Tebriz’deki kapalı çarşının Doğunun en büyüğü olduğu söyleniyor. İçinde binlerce dükkân Tebrizlilere hizmet veriyor. Kırmızı renkli kubbeleriyle bedestenler insanı tarihin derinliklerine götürüyor. Halı satıcılarının bulunduğu bedestende ince desenleriyle Tebriz halıları göz kamaştırıyor. Bedestenin ortasında ustalar bütün dikkatlerini vermiş antika halıları tamir ediyorlar.

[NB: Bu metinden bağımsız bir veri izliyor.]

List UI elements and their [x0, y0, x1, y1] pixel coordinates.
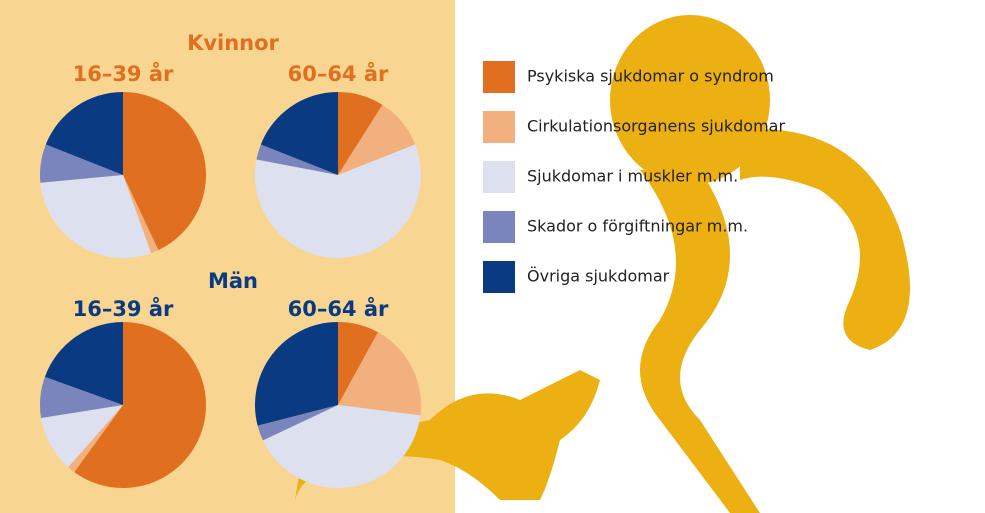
pie-slice: [123, 175, 159, 254]
body-shape: [640, 170, 760, 513]
head-shape: [610, 15, 770, 185]
pie-slice: [338, 332, 422, 416]
pie-slice: [39, 376, 123, 418]
pie-slice: [40, 175, 152, 258]
legend-label: Cirkulationsorganens sjukdomar: [527, 117, 785, 136]
pie-title: 16–39 år: [73, 296, 174, 321]
pie-slice: [256, 144, 338, 175]
pie-slice: [40, 144, 123, 183]
pie-slice: [257, 405, 338, 441]
legend-label: Psykiska sjukdomar o syndrom: [527, 67, 774, 86]
legend-swatch: [483, 61, 515, 93]
cat-shape: [295, 370, 600, 500]
legend-label: Skador o förgiftningar m.m.: [527, 217, 748, 236]
pie-slice: [338, 322, 378, 405]
pie-slice: [45, 92, 123, 175]
legend-label: Övriga sjukdomar: [527, 267, 670, 286]
pie-slice: [262, 405, 421, 488]
pie-slice: [41, 405, 123, 468]
pie-title: 16–39 år: [73, 61, 174, 86]
legend-swatch: [483, 161, 515, 193]
legend-label: Sjukdomar i muskler m.m.: [527, 167, 738, 186]
legend-swatch: [483, 211, 515, 243]
pie-slice: [338, 92, 383, 175]
pie-title: 60–64 år: [288, 61, 389, 86]
pie-slice: [123, 92, 206, 251]
pie-title: 60–64 år: [288, 296, 389, 321]
pie-slice: [74, 322, 207, 489]
legend-swatch: [483, 261, 515, 293]
arm-shape: [740, 129, 910, 350]
group-title: Kvinnor: [187, 31, 279, 55]
pie-slice: [255, 322, 338, 426]
pie-slice: [68, 405, 123, 473]
pie-slice: [44, 322, 124, 405]
pie-slice: [338, 104, 416, 175]
group-title: Män: [208, 269, 258, 293]
pie-slice: [255, 144, 421, 258]
decoration: [295, 15, 910, 513]
pie-slice: [260, 92, 338, 175]
legend-swatch: [483, 111, 515, 143]
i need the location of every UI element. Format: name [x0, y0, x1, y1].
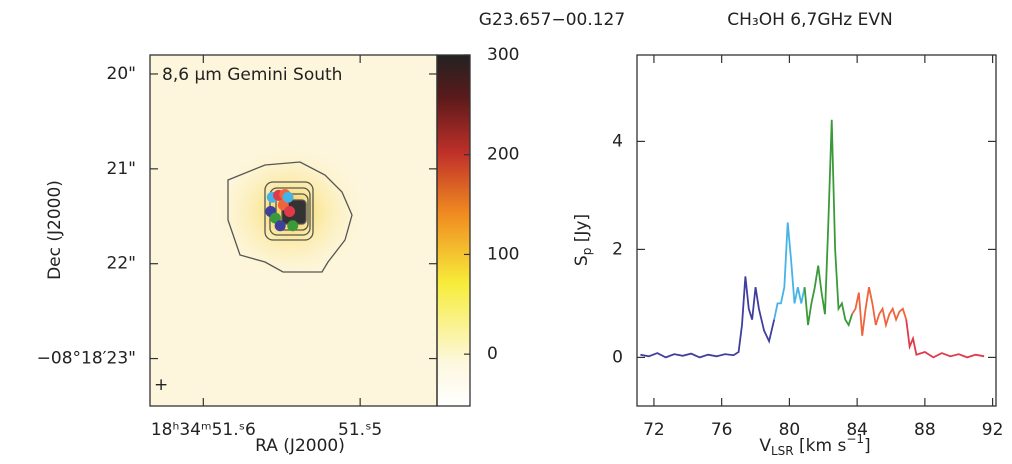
label-part: [Jy] — [572, 214, 592, 248]
label-sub: p — [580, 248, 594, 256]
spectrum-line — [805, 120, 852, 325]
y-axis-label: Dec (J2000) — [45, 180, 65, 280]
x-tick-label: 18ʰ34ᵐ51.ˢ6 — [151, 420, 256, 440]
y-tick-label: 0 — [612, 347, 623, 367]
y-tick-label: −08°18′23" — [37, 349, 136, 369]
maser-spot — [287, 220, 298, 231]
x-tick-label: 84 — [846, 420, 868, 440]
y-tick-label: 20" — [107, 64, 136, 84]
line-name: CH₃OH 6,7GHz EVN — [727, 10, 892, 30]
maser-spot — [275, 220, 286, 231]
y-tick-label: 21" — [107, 159, 136, 179]
label-part: [km s — [794, 436, 847, 456]
beam-marker: + — [154, 375, 168, 395]
x-tick-label: 76 — [711, 420, 733, 440]
y-tick-label: 22" — [107, 254, 136, 274]
spectrum-line — [640, 276, 774, 357]
x-axis-label: RA (J2000) — [255, 436, 345, 456]
y-axis-label: Sp [Jy] — [572, 214, 594, 266]
x-tick-label: 51.ˢ5 — [338, 420, 382, 440]
y-tick-label: 4 — [612, 131, 623, 151]
figure: G23.657−00.127 CH₃OH 6,7GHz EVN + 8,6 μm… — [0, 0, 1012, 464]
y-tick-label: 2 — [612, 239, 623, 259]
maser-spot — [283, 192, 294, 203]
colorbar-tick-label: 0 — [487, 344, 498, 364]
colorbar-tick-label: 300 — [487, 45, 519, 65]
spectrum-line — [906, 320, 984, 358]
x-tick-label: 92 — [982, 420, 1004, 440]
maser-spot — [284, 206, 295, 217]
colorbar-tick-label: 200 — [487, 145, 519, 165]
x-tick-label: 72 — [643, 420, 665, 440]
colorbar — [437, 55, 470, 406]
colorbar-tick-label: 100 — [487, 244, 519, 264]
panel-title: 8,6 μm Gemini South — [162, 65, 342, 85]
x-tick-label: 88 — [914, 420, 936, 440]
x-tick-label: 80 — [779, 420, 801, 440]
spectrum-line — [774, 222, 804, 319]
label-sub: LSR — [771, 444, 794, 458]
spectrum-line — [852, 287, 906, 336]
source-name: G23.657−00.127 — [479, 10, 625, 30]
label-part: V — [759, 436, 771, 456]
label-part: S — [572, 255, 592, 266]
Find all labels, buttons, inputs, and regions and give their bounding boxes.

Tebriz’in dinlenme ve eğlence mekânı İl Gölü (El Gölü). Burası ortasında büyük bir havuz bulunan geniş bir park. Havuzun ortasında iki katlı lokanta ve kahve olarak hizmet veren bir bina var. İl Gölüne akşam gittik. Havuz ve orasında bulunan bina renkli ışıklarda aydınlatılmış. Havuzun etrafında bulunan parkurlarında çoğunluğu gençlerden oluşan Tebrizliler sohbet ederek yürüyüş yapıyorlar. Biz de geleneği bozmamak için gölün etrafında bir tur attıktan sonra havuzun ortasında bulunan binanın ikinci katında göl manzaralı çay içiyoruz.

Tebriz İran’ın kültür sanat şehri. Çok sayıda şair ve devlet adamı yetiştirmiş. Şu anda İran’nın dini lideri Ayetullah Ali Hamaney’in de Tebrizli olduğunu söylediler. Şairlerin hatırasına anıt ve müzesi yapılmış. Müzede şair ve yazarların tabloları ve eserlerinden örnekler sergileniyor. İran’ın en büyük şairlerinden Şehriyar’la ilgili resim ve tablolar daha bir ön planda. Mahlâsı Şehriyar olan Azeri şair çok sayıda esere imza atmış. Şehriyar eserlerini Farsça ve Azeri Türkçesiyle yazmış. Muhammed Hüseyin Şehriyar’ın ilk kitabı Heyder Baba’ya Selâm kitabından aynı isimli uzun şiirinden üç kıta.

Heyder Baba’ya Selâm

Heyder Baba, ıldırımlar şakanda,

Seller, sular şakkıldayıb akanda,

Kızlar ona saf bağlayıb bakanda,

Selâm olsun şevkatize, elize,

Menim de bir adım gelsin dilize.

Heyder Baba, kehliklerin uçanda,

Göl dibinden dovşan kalkıb, kaçanda,

Bahçaların çiçeklenib açanda,

Bizden de bir mümkün olsa, yâd ele,

Açılmayan ürekleri şâd ele.

Bayram yeli çardakları yıkanda,

Novruz gülü, kar çiçeği çıkanda,

Ağ bulutlar köyneklerin sıkanda,

Bizden de bir yâd eyleyen sağ olsun,

Derdlerimiz koy dikkelsin dağ olsun

Tebriz’in cadde ve sokaklarında da dolaşma imkânı oldu. Eski olan her şey iyi ve güzel yeni olanlar karışık ve düzensiz. Klasik Tebriz evleri diyebileceğimiz birbiriyle bağlantılı iki katlı evlerde yeni mimarlar için ders çıkaracak çok şeyler olduğunu düşünüyorum.

İran’da kültür ve medeniyetimiz adına görülecek daha çok yerlerin olduğunu biliyorum.

İslâm medeniyetinin tanınması açısından İran görülmesi gereken yerlerin başında geliyor.